Au sujet de GameStop, ce qui le surprend le plus, c’est notamment les quantités d’actions qui sont échangées : « à ce moment-là, on échange quand même les deux tiers de la boite », dit-il en montrant les différentes courbes sur son écran. Pour lui, « des trucs comme ça, c’était aussi des algorithmes ». Il soupçonne que dans cette histoire, « il y a au moins une bonne poignée de Hedge Funds qui se sont fait de l’argent là-dessus au passage », sans le médiatiser. Il ne faudrait pas salir la belle histoire des petits boursicoteurs qui renversent seuls les poids lourds de la finance.

Avec l’action GameStop, un autre acteur a été mentionné, c’est l’américain Robinhood, qui a été utilisé par plusieurs milliers de membres de WallStreetBets. C’est un Brocker, (un courtier, ndlr.), c’est-à-dire celui qui fait le courtage d’actions entre les sociétés et les acheteurs des actions. Son avantage : celui de l’absence de commissions et donc d’une certaine facilité pour les utilisateurs de prendre des actions sur les marchés financiers. Sur WallStreetBets France, on mentionne tantôt Fortuneo, tantôt Boursorama, des acteurs historiques. Un autre membre parle de Trade Republic : un Brocker qui est arrivé en France à la fin du mois de janvier 2021. Jean-Baptiste Kalck, responsable de l’internationalisation de Trade Republic explique que « les épargnants n’ont jamais eu autant besoin d’investir sur le long terme et d’avoir un rendement qui leur permet de faire face à leurs besoins financiers ». S’il ne souhaite pas communiquer sur le nombre de clients de la nouvelle plateforme, Jean-Baptiste Kalck admet que « le Covid a rendu le marché intéressant », parce que « les français se sont intéressés à la bourse pendant le Covid ». Mais pour lui, c’est « une lame de fond qui est durable ». Il faut le dire, plus de 1,4 millions de Français ont passé au moins un ordre d’achat en 2020 d’après le dernier tableau de bord publié par l’AMF. Jean-Baptiste Kalck défend, avec Trade Republic, un projet qui « démocratise l’accès à la bourse » : « la bourse ne doit pas être réservée aux riches ou aux traders expérimentés. Tout le monde devrait avoir accès aux investissements boursiers, facilement, à bas coût », suggère-t-il.

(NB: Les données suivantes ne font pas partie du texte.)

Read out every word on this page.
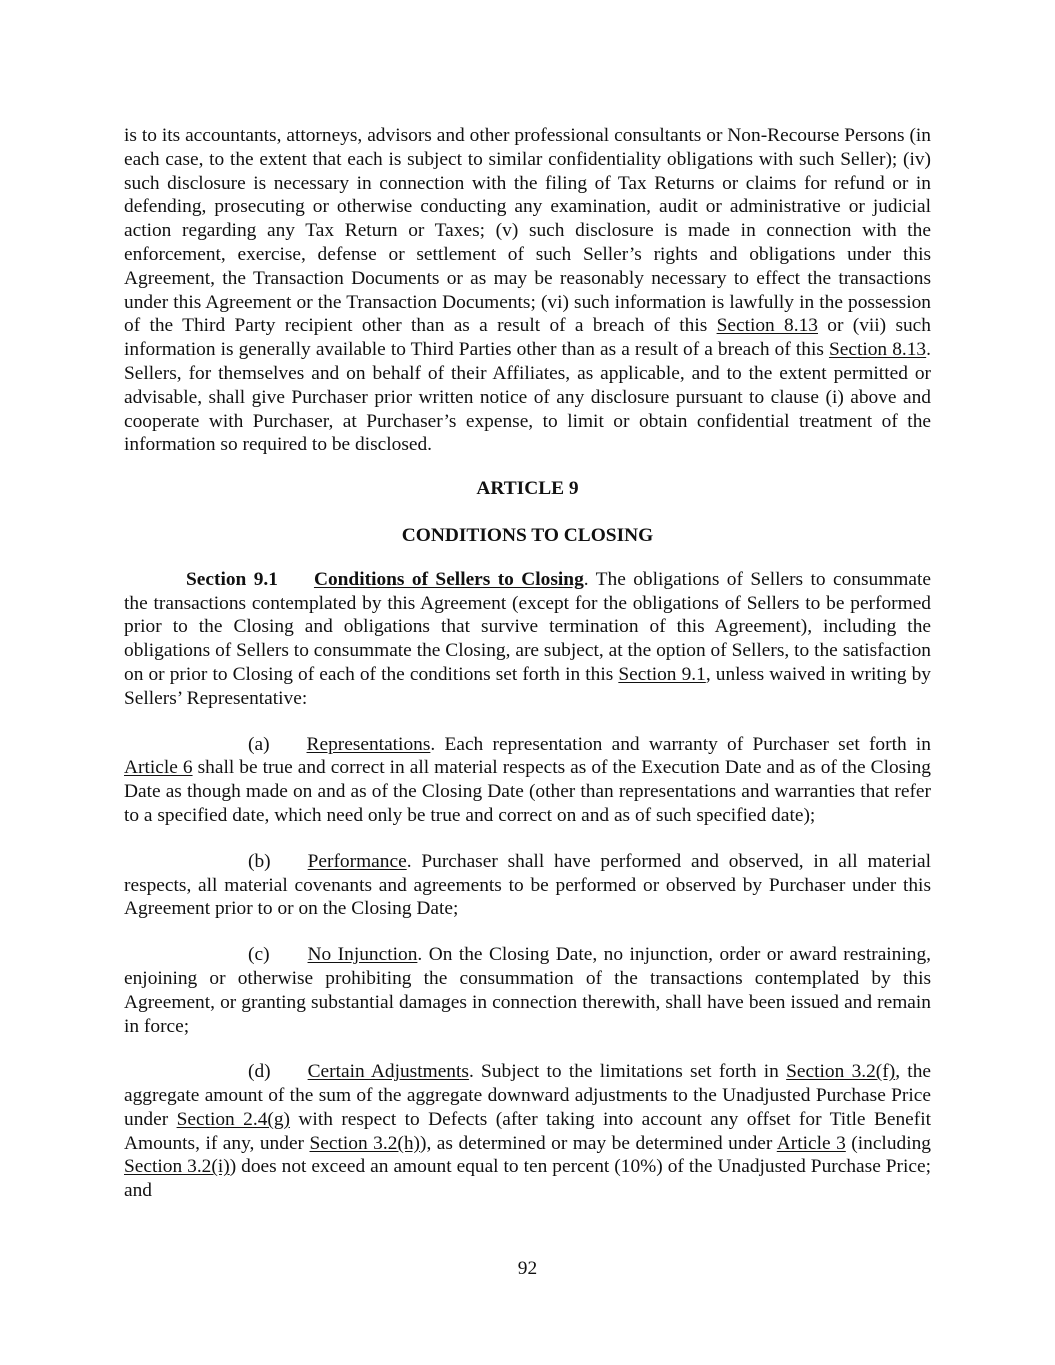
is to its accountants, attorneys, advisors and other professional consultants or Non-Recourse Persons (in each case, to the extent that each is subject to similar confidentiality obligations with such Seller); (iv) such disclosure is necessary in connection with the filing of Tax Returns or claims for refund or in defending, prosecuting or otherwise conducting any examination, audit or administrative or judicial action regarding any Tax Return or Taxes; (v) such disclosure is made in connection with the enforcement, exercise, defense or settlement of such Seller’s rights and obligations under this Agreement, the Transaction Documents or as may be reasonably necessary to effect the transactions under this Agreement or the Transaction Documents; (vi) such information is lawfully in the possession of the Third Party recipient other than as a result of a breach of this Section 8.13 or (vii) such information is generally available to Third Parties other than as a result of a breach of this Section 8.13. Sellers, for themselves and on behalf of their Affiliates, as applicable, and to the extent permitted or advisable, shall give Purchaser prior written notice of any disclosure pursuant to clause (i) above and cooperate with Purchaser, at Purchaser’s expense, to limit or obtain confidential treatment of the information so required to be disclosed.

ARTICLE 9
CONDITIONS TO CLOSING

Section 9.1 Conditions of Sellers to Closing. The obligations of Sellers to consummate the transactions contemplated by this Agreement (except for the obligations of Sellers to be performed prior to the Closing and obligations that survive termination of this Agreement), including the obligations of Sellers to consummate the Closing, are subject, at the option of Sellers, to the satisfaction on or prior to Closing of each of the conditions set forth in this Section 9.1, unless waived in writing by Sellers’ Representative:

(a) Representations. Each representation and warranty of Purchaser set forth in Article 6 shall be true and correct in all material respects as of the Execution Date and as of the Closing Date as though made on and as of the Closing Date (other than representations and warranties that refer to a specified date, which need only be true and correct on and as of such specified date);

(b) Performance. Purchaser shall have performed and observed, in all material respects, all material covenants and agreements to be performed or observed by Purchaser under this Agreement prior to or on the Closing Date;

(c) No Injunction. On the Closing Date, no injunction, order or award restraining, enjoining or otherwise prohibiting the consummation of the transactions contemplated by this Agreement, or granting substantial damages in connection therewith, shall have been issued and remain in force;

(d) Certain Adjustments. Subject to the limitations set forth in Section 3.2(f), the aggregate amount of the sum of the aggregate downward adjustments to the Unadjusted Purchase Price under Section 2.4(g) with respect to Defects (after taking into account any offset for Title Benefit Amounts, if any, under Section 3.2(h)), as determined or may be determined under Article 3 (including Section 3.2(i)) does not exceed an amount equal to ten percent (10%) of the Unadjusted Purchase Price; and

92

« Les boursicoteurs ont le vent en poupe »

Dans les groupes de WallstreetBest France, ce sont surtout les entreprises nord-américaines qui sont citées et sur lesquelles la plupart des questions portent. Les espoirs de répéter le coup de GameStop sont présents, et ne semblent possibles qu’à une échelle internationale. De ce fait, les entreprises françaises sont encore peu mentionnées. Et au niveau hexagonal, la perspective de répéter une manœuvre semblable à celle de GameStop semble encore éloignée.

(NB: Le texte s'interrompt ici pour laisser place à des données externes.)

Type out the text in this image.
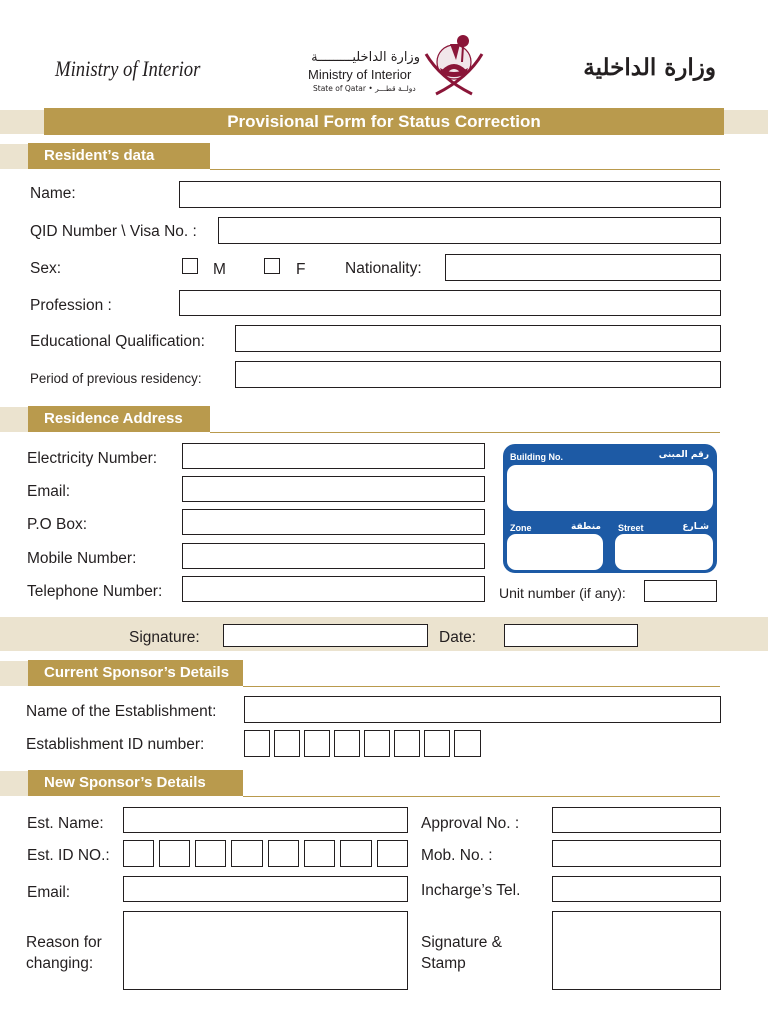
Ministry of Interior	وزارة الداخليـــــــــة
Ministry of Interior
State of Qatar • دولــة قطـــر
وزارة الداخلية
Provisional Form for Status Correction
Resident’s data
Name:
QID Number \ Visa No. :
Sex:	M	F	Nationality:
Profession :
Educational Qualification:
Period of previous residency:
Residence Address
Electricity Number:
Email:
P.O Box:
Mobile Number:
Telephone Number:
Building No.	رقم المبنى
Zone	منطقة Street	شـارع
Unit number (if any):
Signature:	Date:
Current Sponsor’s Details
Name of the Establishment:
Establishment ID number:
New Sponsor’s Details
Est. Name:	Approval No. :
Est. ID NO.:	Mob. No. :
Email:	Incharge’s Tel.
Reason for
changing:
Signature &
Stamp
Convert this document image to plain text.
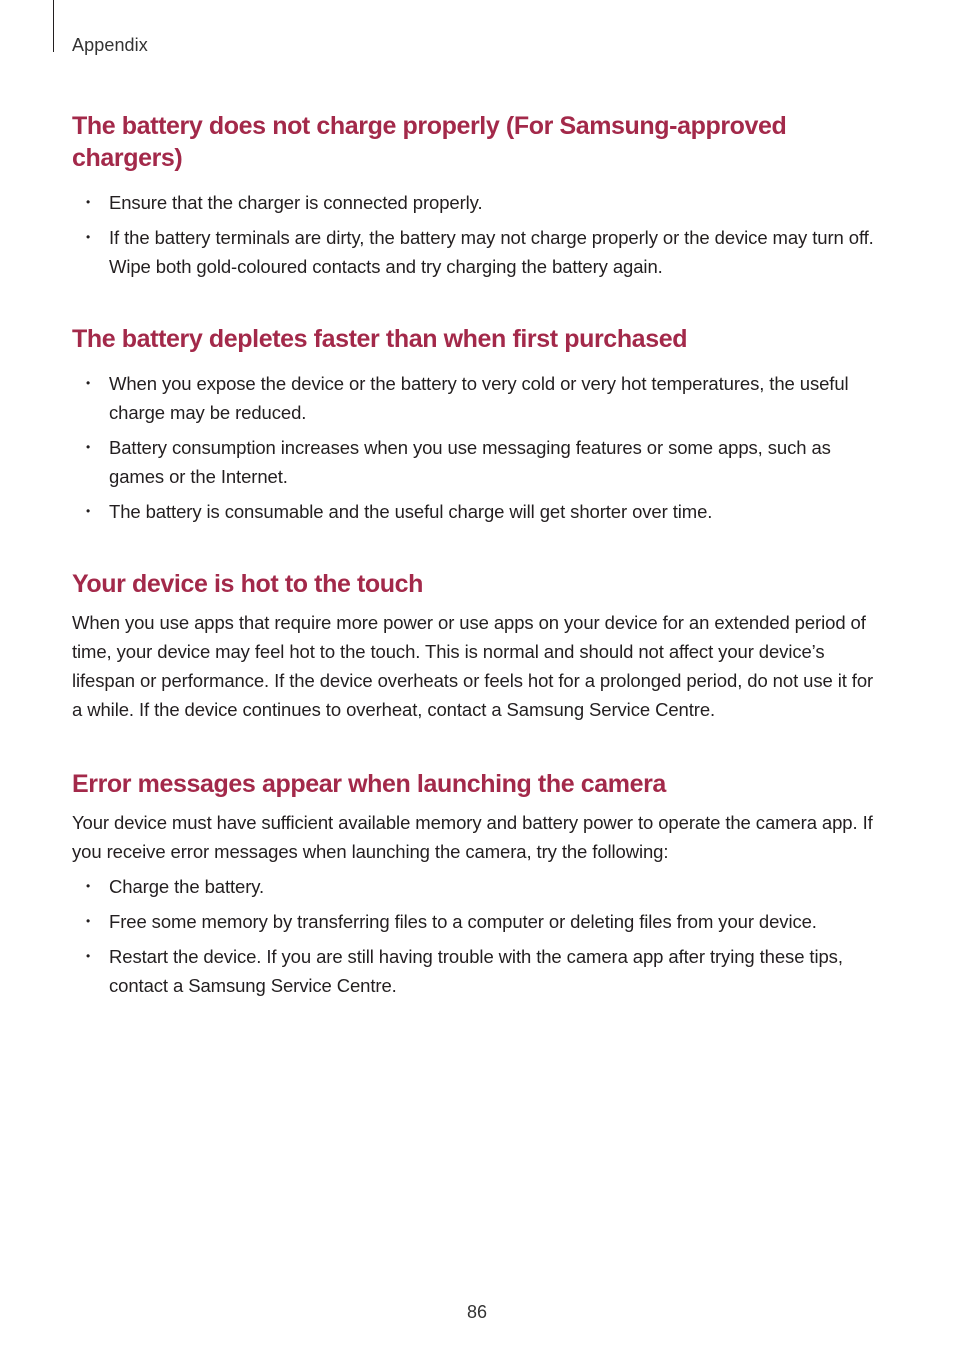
Appendix
The battery does not charge properly (For Samsung-approved chargers)
• Ensure that the charger is connected properly.
• If the battery terminals are dirty, the battery may not charge properly or the device may turn off. Wipe both gold-coloured contacts and try charging the battery again.
The battery depletes faster than when first purchased
• When you expose the device or the battery to very cold or very hot temperatures, the useful charge may be reduced.
• Battery consumption increases when you use messaging features or some apps, such as games or the Internet.
• The battery is consumable and the useful charge will get shorter over time.
Your device is hot to the touch

When you use apps that require more power or use apps on your device for an extended period of time, your device may feel hot to the touch. This is normal and should not affect your device’s lifespan or performance. If the device overheats or feels hot for a prolonged period, do not use it for a while. If the device continues to overheat, contact a Samsung Service Centre.

Error messages appear when launching the camera

Your device must have sufficient available memory and battery power to operate the camera app. If you receive error messages when launching the camera, try the following:

• Charge the battery.
• Free some memory by transferring files to a computer or deleting files from your device.
• Restart the device. If you are still having trouble with the camera app after trying these tips, contact a Samsung Service Centre.
86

Thibaut Laurentjoye apparaît optimiste envers ce groupe de boursicoteurs qui a « indéniablement le vent en poupe », pense-t-il, constitué de membres « qui ont du temps avec les confinements ». Pour l’économiste, ça ne l’étonnerait « absolument pas s’ils réussissaient un autre coup de type GameStop, parce que des entreprises qui sont parfois légitimement sous-valorisées dans le contexte actuel, il y en a ! », s’exclame-t-il. Théo, co-fondateur du groupe, se projette : « il faudrait qu’on soit assez nombreux pour pouvoir en émettre l’idée, et surtout il faudrait faire quelque chose qui ait un sens, et pas une action prise au hasard ». Pour y arriver, une armada de 20 000 boursicoteurs coordonnés serait nécessaire, selon lui. La marche est encore haute.

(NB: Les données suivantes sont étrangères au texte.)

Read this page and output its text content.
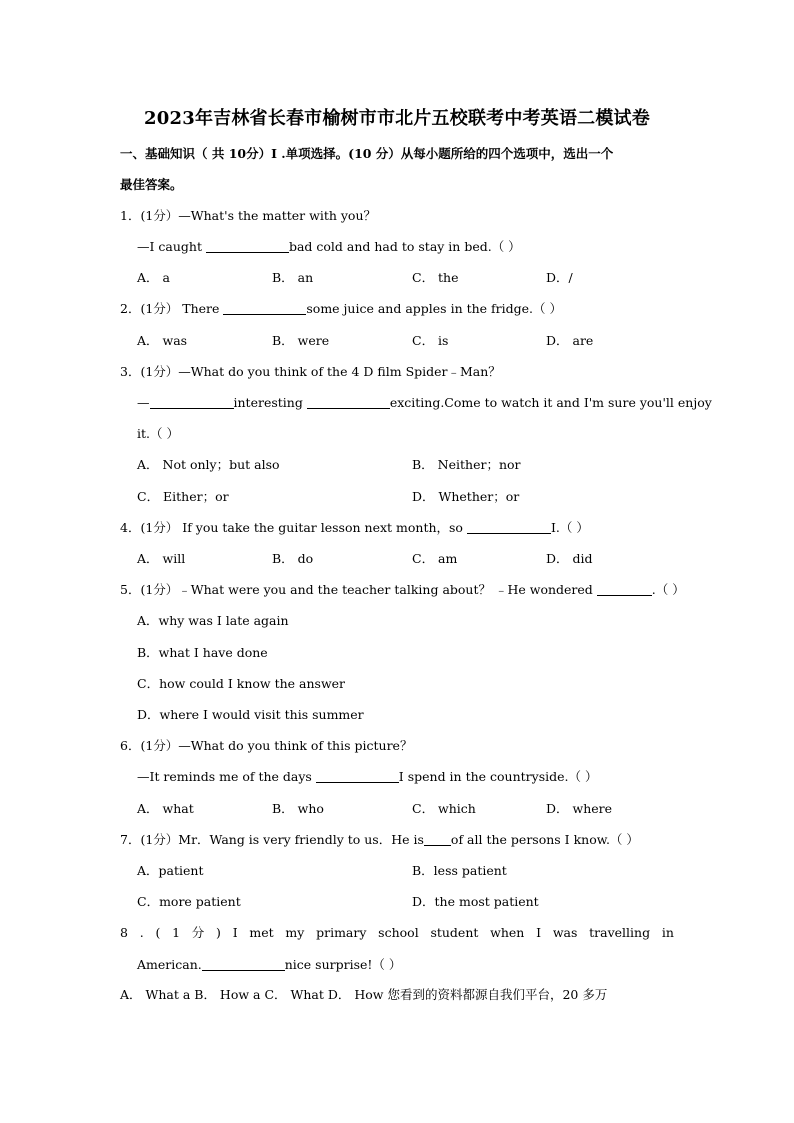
2023年吉林省长春市榆树市市北片五校联考中考英语二模试卷
一、基础知识（ 共 10分）Ⅰ .单项选择。(10 分）从每小题所给的四个选项中，选出一个
最佳答案。
1．(1分）—What's the matter with you？
—I caught	bad cold and had to stay in bed.（ ）
A． a	B． an	C． the	D．/
2．(1分） There	some juice and apples in the fridge.（ ）
A． was	B． were	C． is	D． are
3．(1分）—What do you think of the 4 D film Spider﹣Man？
—	interesting	exciting.Come to watch it and I'm sure you'll enjoy
it.（ ）
A． Not only；but also	B． Neither；nor
C． Either；or	D． Whether；or
4．(1分） If you take the guitar lesson next month，so	I.（ ）
A． will	B． do	C． am	D． did
5．(1分）﹣What were you and the teacher talking about？ ﹣He wondered	.（ ）
A．why was I late again
B．what I have done
C．how could I know the answer
D．where I would visit this summer
6．(1分）—What do you think of this picture？
—It reminds me of the days	I spend in the countryside.（ ）
A． what	B． who	C． which	D． where
7．(1分）Mr．Wang is very friendly to us．He is of all the persons I know.（ ）
A．patient	B．less patient
C．more patient	D．the most patient
8 . ( 1 分 ) I met my primary school student when I was travelling in
American.	nice surprise!（ ）
A． What a B． How a C． What D． How 您看到的资料都源自我们平台，20 多万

* La personne ne s’est présentée sous son seul prénom
** La personne intervient avec un pseudonyme et a souhaité garder l’anonymat

Les informations financières étant par nature très fluctuantes, il est utile de préciser que cette immersion et les entretiens ont été conduits du 15 au 25 février 2021. Quand cela était opportun, les chiffres ont été mis à jour et sont ceux en date du 2 mai 2021, date de dernière relecture avant publication. La rédaction de L’Écornifleur a fait le choix de ne pas inscrire le nom des différents auteurs ou autrices des articles. L’un de ceux-ci porte sur le cyber-harcèlement et la tenue de propos de nature délictuelle sur un forum en ligne. Il nous semblait fondamental de pouvoir le publier en toute liberté, sans crainte d’être individuellement la cible de quelconque harcèlement en ligne.